Annoncé pour Cannes, It Might Get Loud de Davis Guggenheim (An Inconvenient Truth) débarque finalement à Toronto. Portraits croisés de trois grands guitaristes, Jimmy Page (Led Zeppelin), The Edge (U2) et Jack White (The White Stripes), ce documentaire plaira sans doute autant aux musiciens qu’aux amateurs de rock. Lors de la conférence de presse, animée par George Stroumboulopoulos (The Hour), l’imperturbable The Edge, assis entre le cabotin White et l’aristocratique Page, a lancé: "Ce qu’on voit dans le film, ce sont trois individus partageant une même passion et qui ont développé de l’affection les uns pour les autres à la fin. Qui sait ce qui se passera par la suite…"

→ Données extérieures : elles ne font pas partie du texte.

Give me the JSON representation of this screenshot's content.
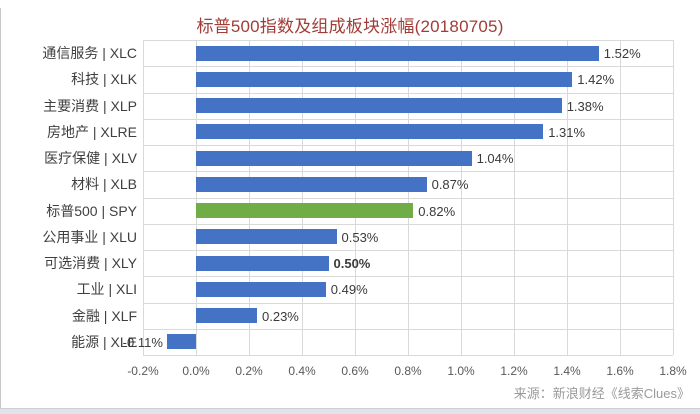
{
  "title": "标普500指数及组成板块涨幅(20180705)",
  "source": "来源：新浪财经《线索Clues》",
  "colors": {
    "bar": "#4472C4",
    "highlight": "#70AD47",
    "grid": "#D9D9D9",
    "title_text": "#A23C37",
    "category_text": "#3F3F3F",
    "value_text": "#3A3A3A",
    "axis_text": "#595959",
    "source_text": "#9A9A9A"
  },
  "chart_data": {
    "type": "bar",
    "orientation": "horizontal",
    "title": "标普500指数及组成板块涨幅(20180705)",
    "categories": [
      "通信服务 | XLC",
      "科技 | XLK",
      "主要消费 | XLP",
      "房地产 | XLRE",
      "医疗保健 | XLV",
      "材料 | XLB",
      "标普500 | SPY",
      "公用事业 | XLU",
      "可选消费 | XLY",
      "工业 | XLI",
      "金融 | XLF",
      "能源 | XLE"
    ],
    "values": [
      1.52,
      1.42,
      1.38,
      1.31,
      1.04,
      0.87,
      0.82,
      0.53,
      0.5,
      0.49,
      0.23,
      -0.11
    ],
    "value_labels": [
      "1.52%",
      "1.42%",
      "1.38%",
      "1.31%",
      "1.04%",
      "0.87%",
      "0.82%",
      "0.53%",
      "0.50%",
      "0.49%",
      "0.23%",
      "-0.11%"
    ],
    "highlight_index": 6,
    "bold_value_label_index": 8,
    "xlim": [
      -0.2,
      1.8
    ],
    "x_ticks": [
      "-0.2%",
      "0.0%",
      "0.2%",
      "0.4%",
      "0.6%",
      "0.8%",
      "1.0%",
      "1.2%",
      "1.4%",
      "1.6%",
      "1.8%"
    ],
    "grid": true,
    "legend": "none"
  }
}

Pour Anne Hathaway, découverte dans The Princess Diaries en 2001, la suite réserve sans doute une statuette dorée. De fait, celle qui possède la grâce d’Audrey Hepburn et le sourire de Julia Roberts incarne avec beaucoup d’aplomb une toxicomane qui revient chez elle à l’occasion du mariage de sa soeur aînée. À la table ronde, Jonathan Demme ne cessait de s’extasier devant le talent et la personnalité de la jeune actrice, qui, embarrassée, a quitté la pièce quelques instants avant le réalisateur de Rachel Getting Married: "Anne est dans le moment présent! Anne est dans la création! Elle a ce don de s’investir dans chaque scène! Elle est extrêmement brillante! Elle a le coeur aussi grand que je le croyais! J’aime son allure, elle est unique!"

Si, d’une part, les dialogues de Jenny Lumet, fille de Sidney, séduisent lors des confrontations familiales – et il y en a énormément au sein de cette famille dysfonctionnelle, laquelle rappelle celle d’Arnaud Desplechin dans le merveilleux Un conte de Noël -, d’autre part, les scènes de toasts aux mariés et l’envahissante musique jouée au mariage, bref, le côté home movie de l’ensemble, agacent grandement. En somme, un film qui laisse le spectateur partagé, un peu comme la programmation 2008 du TIFF.